According to Felix Ekundayo, deputy president of the Nigeria LP Gas Association (NLPGA), there is a critical need to re-evaluate the market structure.
“We need to look at what the market structure is at the moment. If you look at the federal government policy on gas, there are four sectors of LPG. There is the domestic, there’s industrial there’s power and there’s autogas,” he said.
“The burden of growth alone has been on the domestic, and the domestic has done extremely well to drive the country’s consumption to one of the fastest-growing LPG markets in the world, but what about the other 3 sectors?
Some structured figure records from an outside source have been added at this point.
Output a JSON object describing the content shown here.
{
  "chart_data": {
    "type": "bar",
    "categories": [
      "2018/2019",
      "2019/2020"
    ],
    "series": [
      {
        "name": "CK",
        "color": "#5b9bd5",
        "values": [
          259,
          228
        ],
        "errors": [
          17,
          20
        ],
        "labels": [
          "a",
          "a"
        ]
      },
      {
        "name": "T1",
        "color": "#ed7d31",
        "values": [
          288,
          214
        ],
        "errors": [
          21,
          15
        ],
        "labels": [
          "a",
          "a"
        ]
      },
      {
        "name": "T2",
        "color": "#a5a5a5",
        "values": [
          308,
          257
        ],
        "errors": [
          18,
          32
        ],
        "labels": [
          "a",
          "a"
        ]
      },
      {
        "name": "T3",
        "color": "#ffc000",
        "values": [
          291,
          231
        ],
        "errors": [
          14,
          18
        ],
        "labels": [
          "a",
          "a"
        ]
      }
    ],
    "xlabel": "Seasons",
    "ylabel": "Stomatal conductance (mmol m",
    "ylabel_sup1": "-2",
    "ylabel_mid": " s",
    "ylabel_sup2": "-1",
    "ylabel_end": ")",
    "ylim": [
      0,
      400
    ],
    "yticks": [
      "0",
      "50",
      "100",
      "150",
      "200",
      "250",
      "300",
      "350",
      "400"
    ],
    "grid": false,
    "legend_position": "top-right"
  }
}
“This container [gas cylinders] is one of the few markets where the container is more expensive than the product. If you therefore cannot afford the container, you cannot afford the product. Therefore a policy that is designed to make the container cheaper is paramount. If we are going to reach 5 million tonnes, we need to look into policies that are holding this back.”
LOW PRODUCTION AFFECTS PRICE STABILITY
Nigeria is largely a consumption economy and this is evident in the LPG sector. A low production output, coupled with instability in the foreign exchange, has worsened the affordability of cooking gas.
Ekundayo explained that moving the country from a consumption to a production-centred hub is one of the ways to achieve price stability in the LPG market.
“In a country that is short in terms of production, you end up in a situation where you are import priority. As you drive your production to increase beyond consumption, you move to export priority which will be lower than import priority. The objective is to move from import priority to export priority. What do I mean by that? If our demand is 1 million, we need to have production of 1.1m, that automatically swings you over to export pricing,” he said.
“So the focus, therefore, has to be on increasing supply into the domestic market to the point where our local pricing is lower than our export pricing. Unfortunately, because we are reimporting products, we need to change that. So those are the kind of targeted moves that the country needs to awaken itself to.”
Lawal Bello, acting managing director of NNPC Retail LTD, opined that a functioning structure needs to be in place to reach the people who matter most at the bottom of the LPG chain.
“There is a need for funding and access to funding by state actors and other government agencies. How are you reaching your customers? These are the questions we need to ask. There’s also a need for robust distribution because sometimes you find out people are cut off not because they cannot afford it, but because it is not available. We need a structure that drives penetration,” Bello said.
To effectively expand LPG penetration, Michael Kelly, chief advocacy officer, and deputy managing director at the WLPGA said “there has to be a clear policy from the government”.
Kelly further explained that the said policy has to be driven by a senior member of the government who has the power to drive all ministries to come together and make sure everyone is on board.